At BPS, there were well over a hundred TableInfo
records and several thousand DataInfo
records that needed to be updated. We started with documenting the tables – here’s a SQL script for getting the necessary update
statements:
SELECT ' update TableInfo set tableGroup = '''', description = ''' +
description + ''' where tablename = ''' + tablename + ''''
FROM TableInfo
UPDATE TableInfo SET tableGroup = 'Location',
description = 'Address' WHERE tablename = 'Address'
UPDATE TableInfo SET tableGroup = 'Person',
description = 'Contact' WHERE tablename = 'Contact'
UPDATE TableInfo SET tableGroup = 'Location',
description = 'StateProvince' WHERE tablename = 'StateProvince'
We spent a few days focusing on building this out as any data analysis effort will begin at the table level before the field level. At Boston Public Schools, we divided tables into a number of different groups, including Registration, Assignment, Transportation, Enrollment, Attendance, Assessment, Administrative, and a handful of others. The groupings will help identify what tables to focus on when we’re working on a particular functional area for integration into the new Student Information System. For the description column, we generally provide a 1-2 sentence high-level description of what the table is.
After finalizing the table dictionary, we started focusing on the individual fields in these tables. Here’s how we got the update
statements for DataInfo
along with some example output:
SELECT ' update DataInfo set [description] = ''' + columnname + ''',
tableref = '''', lutyperef = '''',
comments = '''' where tableid = ' +
CAST(ti.tableid AS VARCHAR(5)) + ' and columnname = ''' +
columnname + '''' + ' -- Group: ' + tableGroup + ', Table: ' + tablename
FROM DataInfo di
INNER JOIN TableInfo ti ON ti.tableid = di.tableid
WHERE di.[description] = columnname
AND ti.tablename NOT IN
(
SELECT tablename FROM DataInfo d
INNER JOIN TableInfo t ON d.tableid = d.tableid
WHERE [columnname] <> d.[description]
GROUP BY tablename
HAVING COUNT(*) > 0
)
ORDER BY tableGroup, ti.tablename, columnorder
UPDATE DataInfo SET [description] = 'AddressID', _
tableref = '', lutyperef = '', comments = ''
WHERE tableid = 1 AND columnname = 'AddressID'
UPDATE DataInfo SET [description] = 'AddressLine1', _
tableref = '', lutyperef = '', comments = ''
WHERE tableid = 1 AND columnname = 'AddressLine1'
UPDATE DataInfo SET [description] = 'ContactID', _
tableref = '', lutyperef = '', comments = ''
WHERE tableid = 2 AND columnname = 'ContactID'
UPDATE DataInfo SET [description] = 'NameStyle', _
tableref = '', lutyperef = '', comments = ''
WHERE tableid = 2 AND columnname = 'NameStyle'
Notice that there are four values being updated: description
, tableref
, lutyperef
, and comments
. Here’s some information about each:
Description
is a phrase or sentence describing the field.

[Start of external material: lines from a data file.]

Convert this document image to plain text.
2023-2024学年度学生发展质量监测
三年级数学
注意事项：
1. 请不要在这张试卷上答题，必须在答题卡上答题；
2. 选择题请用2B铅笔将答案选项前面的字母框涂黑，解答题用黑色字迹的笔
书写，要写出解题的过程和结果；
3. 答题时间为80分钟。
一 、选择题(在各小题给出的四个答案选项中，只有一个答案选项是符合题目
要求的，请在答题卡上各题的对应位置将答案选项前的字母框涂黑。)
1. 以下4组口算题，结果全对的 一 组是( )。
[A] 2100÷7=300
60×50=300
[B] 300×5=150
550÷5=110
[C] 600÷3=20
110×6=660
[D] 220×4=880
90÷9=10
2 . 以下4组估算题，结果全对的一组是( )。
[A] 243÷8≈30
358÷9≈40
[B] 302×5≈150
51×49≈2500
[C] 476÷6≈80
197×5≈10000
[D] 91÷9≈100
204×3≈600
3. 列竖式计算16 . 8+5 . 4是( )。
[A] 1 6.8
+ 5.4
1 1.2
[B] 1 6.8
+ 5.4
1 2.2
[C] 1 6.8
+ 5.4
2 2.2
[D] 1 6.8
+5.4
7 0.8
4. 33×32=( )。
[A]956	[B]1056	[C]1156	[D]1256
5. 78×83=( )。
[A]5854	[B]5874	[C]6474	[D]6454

We left this field unchanged if the field name was self-evident for what the column held. TableRef
is used to specify if the field is referenced elsewhere [typically but not always linked by a foreign key constraint]. For DataInfo
, the TableRef
column would be populated for column tableid
. LuTypeRef
is used to specify if the field is a value we have stored in our primary lookup table. We have hundreds of types, and many fields throughout the database store codes that map to a particular type in this lookup table. For example, in our student language information table, all first language codes map to the ‘Language
’ type in the lookup table. - Comments are used if there is some complicated or subtle information about the field that isn’t self-evident from the field name or the brief description. For example, the sequence number field in our primary enrollment table has a 4-5 sentence comment for what the field is used for and how to pull the active enrollment record based on the sequence number.
Have we finished the documentation process at Boston Public Schools? No, it is still ongoing, although at this point, only lower priority tables remain. So far, it has been a very interesting exercise – I’ve learned a good deal about the data and table groupings that I didn’t know previously.